Walter, the assistant to the master mason, had come forth from the lodge to enquire what Owen wanted, intent on preventing him from intruding. But when Owen had shown him the penknife and explained the significance of where it had been found, Walter had escorted him into the shelter. Luke, the mason who had co-operated with Owen on his search of the pile, glanced up from the rough stone along which he had been guiding a y
oung man’s hand. Two other masons paused in their discussion of a corbel.
Walter’s tone and expression were grim. ‘The captain is here on the archbishop’s business.’ He nodded to Owen. ‘Go on, then. Ask them what you must.’
Six eyes avoided Owen’s. ‘You know of last night’s tragedy at the house of the Bishop of Winchester,’ he began. Two nodded, one shrugged. ‘It was the second threat to the bishop this week. The first was the falling tile.’ Owen glanced round at the masons, caught Luke’s eye, watched the colour spread up his face. ‘You may have heard of the enmity between the bishop and the family of the late Sir Ranulf Pagnell.’ Bert and Will studied the packed earth floor. ‘I have evidence that someone in the Pagnell household was recently atop the mound of tiles.’

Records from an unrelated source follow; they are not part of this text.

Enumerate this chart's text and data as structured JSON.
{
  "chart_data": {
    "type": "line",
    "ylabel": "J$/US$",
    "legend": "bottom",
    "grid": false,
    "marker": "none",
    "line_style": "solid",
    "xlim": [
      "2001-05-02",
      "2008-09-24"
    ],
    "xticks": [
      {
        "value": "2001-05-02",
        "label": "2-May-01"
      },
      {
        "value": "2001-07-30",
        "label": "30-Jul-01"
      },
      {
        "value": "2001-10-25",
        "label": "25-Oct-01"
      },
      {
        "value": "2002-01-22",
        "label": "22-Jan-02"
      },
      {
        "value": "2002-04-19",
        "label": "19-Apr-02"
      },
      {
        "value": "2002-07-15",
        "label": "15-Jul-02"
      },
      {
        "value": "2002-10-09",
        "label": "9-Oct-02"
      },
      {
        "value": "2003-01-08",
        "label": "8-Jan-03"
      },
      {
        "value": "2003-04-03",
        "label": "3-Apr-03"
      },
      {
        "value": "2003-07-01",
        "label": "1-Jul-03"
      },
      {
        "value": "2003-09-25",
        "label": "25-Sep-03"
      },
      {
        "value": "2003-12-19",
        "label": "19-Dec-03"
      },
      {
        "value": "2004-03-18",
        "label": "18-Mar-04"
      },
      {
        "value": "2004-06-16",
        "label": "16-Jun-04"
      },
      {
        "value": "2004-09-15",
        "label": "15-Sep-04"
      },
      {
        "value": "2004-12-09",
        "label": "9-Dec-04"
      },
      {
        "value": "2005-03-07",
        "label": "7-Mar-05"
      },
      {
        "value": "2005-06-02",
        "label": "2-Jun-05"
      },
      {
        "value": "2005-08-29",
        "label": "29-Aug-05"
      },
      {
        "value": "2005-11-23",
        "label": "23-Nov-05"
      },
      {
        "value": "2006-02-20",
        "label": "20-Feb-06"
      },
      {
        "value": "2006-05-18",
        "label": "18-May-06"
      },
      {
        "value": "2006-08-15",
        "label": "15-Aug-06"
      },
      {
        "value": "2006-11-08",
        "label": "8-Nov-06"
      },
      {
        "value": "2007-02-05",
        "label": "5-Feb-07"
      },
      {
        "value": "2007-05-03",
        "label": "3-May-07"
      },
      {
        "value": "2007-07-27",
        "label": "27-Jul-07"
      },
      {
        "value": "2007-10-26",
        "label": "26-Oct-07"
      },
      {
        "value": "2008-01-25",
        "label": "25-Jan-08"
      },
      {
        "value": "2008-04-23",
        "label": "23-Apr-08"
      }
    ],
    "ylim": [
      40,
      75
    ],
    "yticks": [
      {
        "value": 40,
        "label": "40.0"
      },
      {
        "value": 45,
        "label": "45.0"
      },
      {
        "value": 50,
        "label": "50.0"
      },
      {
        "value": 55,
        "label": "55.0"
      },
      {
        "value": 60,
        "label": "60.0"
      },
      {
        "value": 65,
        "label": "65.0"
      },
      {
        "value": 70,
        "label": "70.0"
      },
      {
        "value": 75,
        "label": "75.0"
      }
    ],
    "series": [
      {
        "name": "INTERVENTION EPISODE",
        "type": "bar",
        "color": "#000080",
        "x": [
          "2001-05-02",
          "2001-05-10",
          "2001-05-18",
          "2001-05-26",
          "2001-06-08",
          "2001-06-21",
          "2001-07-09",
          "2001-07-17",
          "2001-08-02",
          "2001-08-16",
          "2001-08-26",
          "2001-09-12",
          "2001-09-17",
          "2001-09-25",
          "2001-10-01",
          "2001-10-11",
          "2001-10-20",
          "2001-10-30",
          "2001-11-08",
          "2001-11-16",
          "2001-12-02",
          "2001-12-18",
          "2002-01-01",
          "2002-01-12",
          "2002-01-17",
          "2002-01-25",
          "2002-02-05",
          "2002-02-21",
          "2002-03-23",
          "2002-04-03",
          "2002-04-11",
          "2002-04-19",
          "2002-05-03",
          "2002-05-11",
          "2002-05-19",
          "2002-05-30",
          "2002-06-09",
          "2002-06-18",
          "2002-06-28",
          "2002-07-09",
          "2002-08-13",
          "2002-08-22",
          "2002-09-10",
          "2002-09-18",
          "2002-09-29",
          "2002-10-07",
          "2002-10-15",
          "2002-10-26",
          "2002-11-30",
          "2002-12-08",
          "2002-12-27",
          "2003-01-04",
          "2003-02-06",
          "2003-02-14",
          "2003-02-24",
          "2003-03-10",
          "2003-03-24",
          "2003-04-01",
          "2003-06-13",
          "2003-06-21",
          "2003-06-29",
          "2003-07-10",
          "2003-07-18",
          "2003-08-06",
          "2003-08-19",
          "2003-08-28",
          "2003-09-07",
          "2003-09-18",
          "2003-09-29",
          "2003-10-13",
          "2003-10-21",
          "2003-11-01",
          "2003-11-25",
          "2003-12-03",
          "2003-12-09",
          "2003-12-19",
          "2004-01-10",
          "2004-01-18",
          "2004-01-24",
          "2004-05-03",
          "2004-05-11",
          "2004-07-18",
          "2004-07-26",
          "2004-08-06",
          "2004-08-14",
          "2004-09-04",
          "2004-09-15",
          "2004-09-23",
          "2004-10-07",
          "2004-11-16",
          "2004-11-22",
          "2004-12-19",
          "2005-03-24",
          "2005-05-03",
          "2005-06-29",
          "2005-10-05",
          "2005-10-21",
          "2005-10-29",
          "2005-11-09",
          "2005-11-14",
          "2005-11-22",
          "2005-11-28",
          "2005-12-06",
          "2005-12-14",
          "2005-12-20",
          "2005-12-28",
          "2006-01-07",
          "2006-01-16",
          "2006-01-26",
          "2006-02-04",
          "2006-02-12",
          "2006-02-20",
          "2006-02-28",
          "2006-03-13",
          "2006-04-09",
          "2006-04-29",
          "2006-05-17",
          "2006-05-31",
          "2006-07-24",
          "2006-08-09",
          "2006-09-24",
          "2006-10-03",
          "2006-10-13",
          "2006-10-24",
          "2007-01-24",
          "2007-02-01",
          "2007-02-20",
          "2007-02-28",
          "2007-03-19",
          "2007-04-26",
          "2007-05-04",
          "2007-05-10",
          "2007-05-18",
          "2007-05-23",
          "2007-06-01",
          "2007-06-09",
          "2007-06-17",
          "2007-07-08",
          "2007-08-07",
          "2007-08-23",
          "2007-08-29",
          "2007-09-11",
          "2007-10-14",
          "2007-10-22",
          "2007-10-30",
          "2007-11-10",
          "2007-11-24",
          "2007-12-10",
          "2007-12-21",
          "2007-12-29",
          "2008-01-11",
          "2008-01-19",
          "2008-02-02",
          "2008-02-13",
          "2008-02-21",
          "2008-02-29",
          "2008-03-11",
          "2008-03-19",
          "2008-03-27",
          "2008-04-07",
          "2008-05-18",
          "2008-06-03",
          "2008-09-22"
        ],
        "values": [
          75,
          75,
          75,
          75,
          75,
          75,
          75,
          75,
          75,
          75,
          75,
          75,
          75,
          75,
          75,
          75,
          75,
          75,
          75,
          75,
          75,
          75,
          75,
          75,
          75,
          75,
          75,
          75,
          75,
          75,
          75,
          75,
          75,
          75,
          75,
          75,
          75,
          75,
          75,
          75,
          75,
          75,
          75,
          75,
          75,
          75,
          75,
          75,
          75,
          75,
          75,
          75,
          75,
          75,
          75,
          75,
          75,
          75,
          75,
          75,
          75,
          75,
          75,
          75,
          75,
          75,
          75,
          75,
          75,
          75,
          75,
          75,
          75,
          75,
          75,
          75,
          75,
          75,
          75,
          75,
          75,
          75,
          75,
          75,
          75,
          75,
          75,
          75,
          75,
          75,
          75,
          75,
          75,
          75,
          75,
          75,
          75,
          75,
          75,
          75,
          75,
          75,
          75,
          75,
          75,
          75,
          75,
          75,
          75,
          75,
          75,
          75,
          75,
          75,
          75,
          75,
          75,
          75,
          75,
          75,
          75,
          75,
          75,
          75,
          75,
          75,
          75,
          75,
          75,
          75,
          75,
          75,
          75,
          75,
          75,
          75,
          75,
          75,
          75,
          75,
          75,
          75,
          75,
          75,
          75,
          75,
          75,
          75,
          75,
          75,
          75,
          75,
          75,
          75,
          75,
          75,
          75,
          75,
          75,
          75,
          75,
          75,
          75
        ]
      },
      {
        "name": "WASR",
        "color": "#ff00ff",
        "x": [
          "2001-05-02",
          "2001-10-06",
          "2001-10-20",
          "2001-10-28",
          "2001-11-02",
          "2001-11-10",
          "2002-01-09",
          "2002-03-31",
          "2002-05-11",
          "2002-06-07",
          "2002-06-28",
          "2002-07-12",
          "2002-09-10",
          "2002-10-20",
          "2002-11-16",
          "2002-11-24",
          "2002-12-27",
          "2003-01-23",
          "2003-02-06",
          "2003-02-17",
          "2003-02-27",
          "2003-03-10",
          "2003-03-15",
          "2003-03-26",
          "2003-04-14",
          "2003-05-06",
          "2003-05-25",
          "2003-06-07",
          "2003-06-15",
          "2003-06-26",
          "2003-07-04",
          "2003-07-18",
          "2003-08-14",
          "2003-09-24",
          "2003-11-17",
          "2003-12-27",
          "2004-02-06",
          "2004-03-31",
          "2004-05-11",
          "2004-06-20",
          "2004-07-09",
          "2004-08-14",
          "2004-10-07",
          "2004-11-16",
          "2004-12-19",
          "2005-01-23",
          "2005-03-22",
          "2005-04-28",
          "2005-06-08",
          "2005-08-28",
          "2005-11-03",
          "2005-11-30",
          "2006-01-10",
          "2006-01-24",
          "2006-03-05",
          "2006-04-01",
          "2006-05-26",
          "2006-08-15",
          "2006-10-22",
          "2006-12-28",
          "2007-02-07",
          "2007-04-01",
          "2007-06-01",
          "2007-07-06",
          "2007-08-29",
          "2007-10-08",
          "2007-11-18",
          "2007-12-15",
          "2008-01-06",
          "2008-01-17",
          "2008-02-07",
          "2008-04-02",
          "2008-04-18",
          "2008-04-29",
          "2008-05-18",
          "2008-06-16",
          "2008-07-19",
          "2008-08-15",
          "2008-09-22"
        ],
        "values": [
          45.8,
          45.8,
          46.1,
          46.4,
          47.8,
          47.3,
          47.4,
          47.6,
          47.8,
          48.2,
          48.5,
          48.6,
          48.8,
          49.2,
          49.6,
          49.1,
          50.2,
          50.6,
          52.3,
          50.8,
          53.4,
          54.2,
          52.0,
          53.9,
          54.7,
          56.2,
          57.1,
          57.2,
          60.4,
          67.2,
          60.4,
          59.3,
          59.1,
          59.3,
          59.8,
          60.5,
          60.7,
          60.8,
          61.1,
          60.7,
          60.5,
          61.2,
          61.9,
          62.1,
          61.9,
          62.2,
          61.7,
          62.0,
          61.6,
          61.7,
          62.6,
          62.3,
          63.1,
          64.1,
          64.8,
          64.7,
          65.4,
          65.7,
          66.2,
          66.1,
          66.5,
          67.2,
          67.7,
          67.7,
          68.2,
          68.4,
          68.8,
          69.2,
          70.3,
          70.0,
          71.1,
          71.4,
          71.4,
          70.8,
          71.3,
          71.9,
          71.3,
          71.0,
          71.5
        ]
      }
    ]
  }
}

Luke started. ‘But it was –’ He covered his mouth.
The others glared at him.
‘Go on,’ Owen said.
But Luke ducked his head and would not go on.
‘They cannot have had aught to do with the fire last night,’ said Will.
‘I have worried about our silence, though,’ said Bert.
‘They’re just boys,’ said Will.
‘The new master is not like his father,’ said Bert. ‘He has a temper.’
‘It takes more than temper to set a house afire,’ Luke said.
‘But what if we might have prevented the death of the midwife and the serving man’s injuries?’ Bert looked to Owen. ‘They say he lost an arm.’
‘Aye, and his burns have him in agony,’ said Owen.
Bert prevailed and the three told Owen what they knew, a tale that had now brought Owen to Hosier Lane. Too quickly. He felt unprepared. Emma was Lucie’s good friend, Jasper was fond of the boys. Dear Lord, guide my speech, my bearing, so that I say what is needed, no more.
Peter Ferriby opened the door with an absent air. ‘I still do not think it wise,’ he called to someone over his shoulder before he turned to see whom the evening had brought to his door. ‘Well, Captain Archer. Come in, tell us the news.’